Beëindigingsvergoeding gedaald
In termen van maandsalarissen zijn de totale overdrachten aan werknemers met gemiddeld 6% gestegen van 6,4 maandsalarissen in 2011-2012 naar 6,8 maandsalarissen in 20215-2016. “Die stijging komt voort uit een daling van de vergoedingen aan werknemers en een stijging van de duur dat een werknemer wordt doorbetaald zonder arbeid te
hoeven verrichten, de zogenaamde improductiviteitskosten.”
In maandsalarissen zijn de beëindigingsvergoedingen aan werknemers met gemiddeld 14% gedaald: van 5,0 maandsalarissen in 2011-2012 naar 4,3 maandsalarissen in 2015-2016. “Belangrijk hierbij is dat in deze periode de transitievergoeding is geïntroduceerd en de rol heeft overgenomen van de kantonrechtersformule als norm voor een eenmalig bedrag bij ontslag. Omdat de gemiddelde transitievergoeding lager is dan de gemiddelde vergoeding op basis van de kantonrechtersformule, kan worden verwacht dat de gemiddelde beëindigingsvergoeding aan werknemers zou zijn
gedaald.” In 2015 en 2016 werd in 79% van de ontslaggevallen met wederzijds goedvinden een beëindigingsvergoeding uitgekeerd. In de jaren 2011-2012 was dat nog 71%. “De wettelijke transitievergoeding is het belangrijkste uitgangspunt voor de hoogte van deze vergoeding (in 46% van de gevallen), maar het bedrag wordt ook regelmatig bepaald op basis van een onderlinge afspraak of individueel maatwerk (in 35% van de gevallen). Daarbij kan de wettelijke transitievergoeding nog wel als referentie worden gebruikt. Van de werkgevers die uitgaan van de
transitievergoeding, zeggen de meesten een bedrag uit te keren dat gelijk is aan de wettelijke transitievergoeding.”

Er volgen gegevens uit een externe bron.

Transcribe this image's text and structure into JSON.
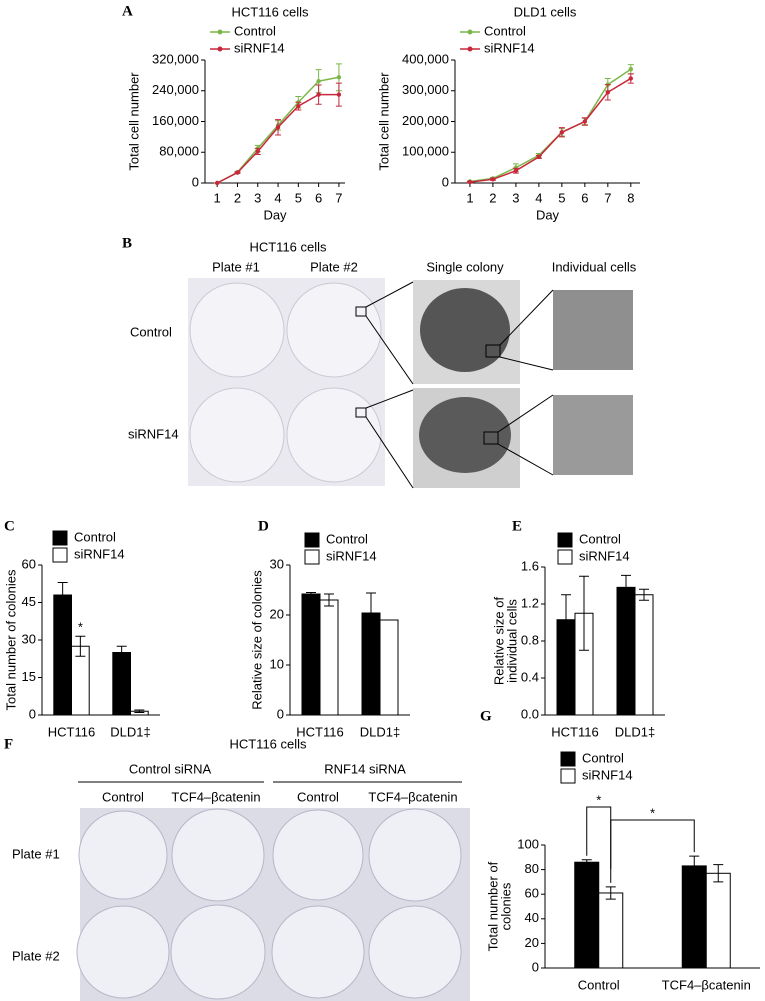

Uitgedrukt in bruto maandsalarissen ontvangen ontslagen werknemers na wederzijds goedvinden een eenmalig bedrag bij ontslag van 0,46 maandsalaris per gewerkt dienstjaar. Daarnaast ontvangen ontslagen werknemers vaak nog andere vergoedingen, zoals een tegemoetkoming in de kosten van outplacement, cursussen of loonsuppletie. Door deze extra componenten stijgen de totale vergoedingen naar gemiddeld 0,57 maandsalarissen per dienstjaar.
Procedurele kosten omhoog
Werkgevers zijn 33% meer kwijt aan totale procedurele kosten van ontslag: in 2016 zo’n € 4.770. De tijdsbestedingskosten namen met 45% toe en de juridische kosten met 18%. “Ten aanzien van de tijdsbestedingskosten kan de stijging volledig worden verklaard doordat er in 2015-2016 meer hogere functies betrokken waren bij ontslagprocedures, die per ontslaggeval meer tijd besteedden en tegen hogere loonkosten dan in 2011-2012. Voor de juridische kosten kan niet goed worden nagegaan of de stijging is te wijten aan de inzet van meer of andersoortige juridische bijstand, of aan een hogere prijs van deze juridische bijstand.”
De sector landbouw en industrie kent gemiddeld de hoogste absolute ontslagkosten bij ontslag met wederzijds goedvinden, de sector vervoer en communicatie de laagste.